Four days before the 2026 World Cup kicks off, that feeling is back. Uninvited, completely welcome.
The first one you remember stays with you forever
France 1998 was my first World Cup with real memory attached to it. The tournament was held in France, and France won it on home soil, with a squad that read like a fantasy team: Zidane, Henry, Trezeguet, Desailly. Brazil were the other force in the room, with Ronaldo, the real one, the phenomenon, still very much at the centre of everything.
Austria was there. And for a 10-year-old living in Vienna, that mattered enormously. Toni Polster was still playing. I admired him then for his positional dominance as a striker, the way he occupied space, the timing. I admire him now equally for being one of the funniest, most honest voices in Austrian football commentary. The fact that his old shirts are fetching upwards of 300 euros at auction tells me I am not alone in this.
That tournament also landed alongside the PlayStation era and the EA Sports World Cup special edition game. Football on screen, football in the living room, football everywhere. It was the second ignition point for my love of the game, after falling in love with Beşiktaş as a club. After 98, football stopped being something I watched and became something I felt.
2002 and the Turks who made history
Then 2002 arrived, and my root country Turkey entered the picture.
What Şenol Güneş built with that squad was genuinely remarkable. Turkey finished third. Third. In a World Cup co-hosted by Japan and South Korea, against the full weight of the established football world, they played with a physicality, organisation, and collective belief that I have never seen a Turkish side replicate. Hasan Şaş. Yıldıray Baştürk. Rüştü Reçber in goal, becoming one of the tournament's standout goalkeepers almost by force of personality alone.
That run cemented football as part of my identity. Not just something I followed. Something I belonged to.
24 years. One generation. Two very different eras.
Turkey has not been back since. That gap, 24 years between World Cup appearances, is not a statistic. It is a story about wasted talent, chaotic football governance, and what happens when a country produces gifted players and then fails to build anything sustainable around them.
The cruel irony is visible in the current squad. Most of the players who qualified for 2026 were not developed inside Turkey. Arda Güler came through Real Madrid's system. Kenan Yıldız through Juventus. Orkun Kökcü through the Dutch football pipeline at Feyenoord. Turkey's talent is real, deep, and recurring.
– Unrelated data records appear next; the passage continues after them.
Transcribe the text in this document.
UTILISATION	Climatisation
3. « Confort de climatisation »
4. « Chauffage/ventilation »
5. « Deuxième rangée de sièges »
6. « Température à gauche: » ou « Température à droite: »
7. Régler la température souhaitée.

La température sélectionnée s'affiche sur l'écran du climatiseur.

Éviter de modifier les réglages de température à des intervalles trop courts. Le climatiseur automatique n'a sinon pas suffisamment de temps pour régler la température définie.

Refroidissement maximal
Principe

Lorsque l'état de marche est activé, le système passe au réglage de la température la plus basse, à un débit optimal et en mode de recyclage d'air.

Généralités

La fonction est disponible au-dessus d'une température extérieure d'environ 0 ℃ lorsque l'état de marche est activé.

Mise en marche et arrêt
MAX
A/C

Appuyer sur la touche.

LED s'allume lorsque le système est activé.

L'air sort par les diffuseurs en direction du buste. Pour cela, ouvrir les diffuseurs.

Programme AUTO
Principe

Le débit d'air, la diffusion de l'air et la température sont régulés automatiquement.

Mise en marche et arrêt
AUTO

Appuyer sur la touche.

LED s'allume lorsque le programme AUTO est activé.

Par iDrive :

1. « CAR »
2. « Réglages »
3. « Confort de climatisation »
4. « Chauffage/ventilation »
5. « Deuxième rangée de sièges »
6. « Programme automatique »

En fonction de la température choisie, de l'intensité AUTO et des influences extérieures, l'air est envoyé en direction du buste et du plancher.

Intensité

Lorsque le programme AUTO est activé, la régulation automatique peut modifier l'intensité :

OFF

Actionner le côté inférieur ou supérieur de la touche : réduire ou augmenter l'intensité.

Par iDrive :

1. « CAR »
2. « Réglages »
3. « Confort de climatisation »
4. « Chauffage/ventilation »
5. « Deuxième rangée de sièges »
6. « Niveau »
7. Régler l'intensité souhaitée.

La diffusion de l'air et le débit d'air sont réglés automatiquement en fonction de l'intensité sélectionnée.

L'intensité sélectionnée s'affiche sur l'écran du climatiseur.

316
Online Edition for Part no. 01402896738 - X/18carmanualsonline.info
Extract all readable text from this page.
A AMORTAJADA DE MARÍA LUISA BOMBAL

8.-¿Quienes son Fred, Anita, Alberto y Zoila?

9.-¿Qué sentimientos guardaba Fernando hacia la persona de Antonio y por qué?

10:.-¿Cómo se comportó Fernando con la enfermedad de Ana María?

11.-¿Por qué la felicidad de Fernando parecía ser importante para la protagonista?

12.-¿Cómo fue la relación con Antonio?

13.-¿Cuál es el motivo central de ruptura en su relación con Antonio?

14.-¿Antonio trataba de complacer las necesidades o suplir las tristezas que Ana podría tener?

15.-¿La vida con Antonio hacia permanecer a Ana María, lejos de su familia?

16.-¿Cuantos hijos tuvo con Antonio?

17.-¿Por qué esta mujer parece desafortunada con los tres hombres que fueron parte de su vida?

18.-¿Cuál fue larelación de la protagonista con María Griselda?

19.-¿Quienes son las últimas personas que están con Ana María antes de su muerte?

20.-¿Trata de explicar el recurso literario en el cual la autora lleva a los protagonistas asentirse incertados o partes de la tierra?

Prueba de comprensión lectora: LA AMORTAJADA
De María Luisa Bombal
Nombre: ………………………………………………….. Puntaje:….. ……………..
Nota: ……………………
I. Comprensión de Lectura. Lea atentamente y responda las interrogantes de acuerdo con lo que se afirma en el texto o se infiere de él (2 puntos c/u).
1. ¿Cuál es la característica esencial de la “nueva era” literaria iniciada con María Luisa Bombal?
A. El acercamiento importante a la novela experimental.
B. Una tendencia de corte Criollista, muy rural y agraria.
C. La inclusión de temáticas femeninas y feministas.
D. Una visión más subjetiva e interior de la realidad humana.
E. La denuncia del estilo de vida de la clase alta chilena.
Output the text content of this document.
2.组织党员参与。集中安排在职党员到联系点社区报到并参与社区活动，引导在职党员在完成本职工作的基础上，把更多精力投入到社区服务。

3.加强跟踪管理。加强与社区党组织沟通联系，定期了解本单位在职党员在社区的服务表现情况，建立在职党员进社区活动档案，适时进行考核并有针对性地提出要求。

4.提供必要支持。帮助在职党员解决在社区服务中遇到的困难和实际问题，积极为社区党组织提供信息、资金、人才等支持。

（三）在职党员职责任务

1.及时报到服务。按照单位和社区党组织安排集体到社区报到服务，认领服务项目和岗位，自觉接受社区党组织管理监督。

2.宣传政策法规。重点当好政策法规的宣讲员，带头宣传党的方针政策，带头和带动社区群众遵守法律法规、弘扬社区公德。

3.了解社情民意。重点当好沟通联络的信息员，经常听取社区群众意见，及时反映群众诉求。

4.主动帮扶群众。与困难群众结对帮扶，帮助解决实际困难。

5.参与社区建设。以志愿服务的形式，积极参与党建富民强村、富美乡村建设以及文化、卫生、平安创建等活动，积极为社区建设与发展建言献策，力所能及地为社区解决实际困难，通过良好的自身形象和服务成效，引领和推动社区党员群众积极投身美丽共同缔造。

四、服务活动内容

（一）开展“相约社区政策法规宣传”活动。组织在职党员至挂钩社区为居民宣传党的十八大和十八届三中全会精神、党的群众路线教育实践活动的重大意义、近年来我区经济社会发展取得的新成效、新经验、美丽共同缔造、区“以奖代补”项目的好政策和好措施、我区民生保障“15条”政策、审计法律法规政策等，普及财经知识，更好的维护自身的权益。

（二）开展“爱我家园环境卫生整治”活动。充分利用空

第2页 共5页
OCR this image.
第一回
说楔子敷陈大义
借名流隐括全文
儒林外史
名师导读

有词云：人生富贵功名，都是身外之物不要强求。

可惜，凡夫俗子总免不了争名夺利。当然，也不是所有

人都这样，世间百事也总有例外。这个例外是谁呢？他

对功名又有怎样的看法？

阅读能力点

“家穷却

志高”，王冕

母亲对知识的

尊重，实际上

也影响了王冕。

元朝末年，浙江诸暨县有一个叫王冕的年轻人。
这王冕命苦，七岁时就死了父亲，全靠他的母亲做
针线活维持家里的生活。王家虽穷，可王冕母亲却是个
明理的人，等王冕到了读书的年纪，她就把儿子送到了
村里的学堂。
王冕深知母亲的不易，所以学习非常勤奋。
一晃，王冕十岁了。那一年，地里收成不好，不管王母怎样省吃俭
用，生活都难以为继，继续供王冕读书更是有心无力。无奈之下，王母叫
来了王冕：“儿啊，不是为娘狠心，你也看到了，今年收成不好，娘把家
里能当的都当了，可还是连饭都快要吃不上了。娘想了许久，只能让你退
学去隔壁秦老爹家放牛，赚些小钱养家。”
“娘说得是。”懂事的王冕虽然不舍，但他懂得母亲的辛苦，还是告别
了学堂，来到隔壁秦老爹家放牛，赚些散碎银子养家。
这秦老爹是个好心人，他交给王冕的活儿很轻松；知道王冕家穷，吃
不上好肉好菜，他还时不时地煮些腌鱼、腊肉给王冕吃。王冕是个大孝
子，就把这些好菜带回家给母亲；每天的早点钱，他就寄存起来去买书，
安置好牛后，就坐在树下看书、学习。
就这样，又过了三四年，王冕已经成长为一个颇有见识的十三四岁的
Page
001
The structures that should nurture it domestically have spent decades doing the opposite.
Arda is one of the rare exceptions, someone who built his foundation at home before going abroad. The way he moves on the ball, the composure, the creative vision at his age, it genuinely makes you wonder what a properly run football ecosystem in Turkey could produce at scale.
Under Vincenzo Montella, there is at least tactical discipline now. Shape, organisation, a clear idea of how to deploy the quality available. If the group stages go well and the bracket opens up, I think a 2002-style run is not fantasy. It is a real possibility. And that possibility is what has me setting alarms for midnight kick-offs.
Two flags. Twice the chaos.
Austria qualified too.
For the first time in a long time, I have two teams to watch, genuinely and without conflict. The country I was born in, and the country of my origin. Two separate sets of nerves. Two separate reasons to shout at the television. I am not sure my sleep schedule will recover before August.
Football has this one trick no other sport has managed: it makes grown adults feel like children again, and nobody is embarrassed about it.
The world in 2026 is objectively more chaotic than it was in 1998. That is not an observation I am making lightly. But the World Cup has always functioned as a temporary agreement between nations to care about something beautiful and exhausting together. I'll take that agreement wherever I can find it.
This one feels personal in a way I did not expect. The inner child who watched Polster and Ronaldo and Zidane in a living room in Vienna is genuinely, unreservedly excited. That kid deserves this.
What I'd actually do
- Watch Turkey's group stage games with the same focus I give Beşiktaş matches. Montella's tactical shape is worth studying, not just enjoying.
- Pay close attention to Arda Güler in the first two games. His form and confidence in those matches will tell you everything about how far Turkey can go.
- Find the old 2002 Turkey highlights. The Senegal match, the Brazil match, the South Korea semi-final heartbreak. Context makes the new chapter better.
- Give Austria a genuine chance rather than watching with lowered expectations. Underdog energy at tournaments is real, and they earned their place.
Sleepless nights ahead. Never happier about it.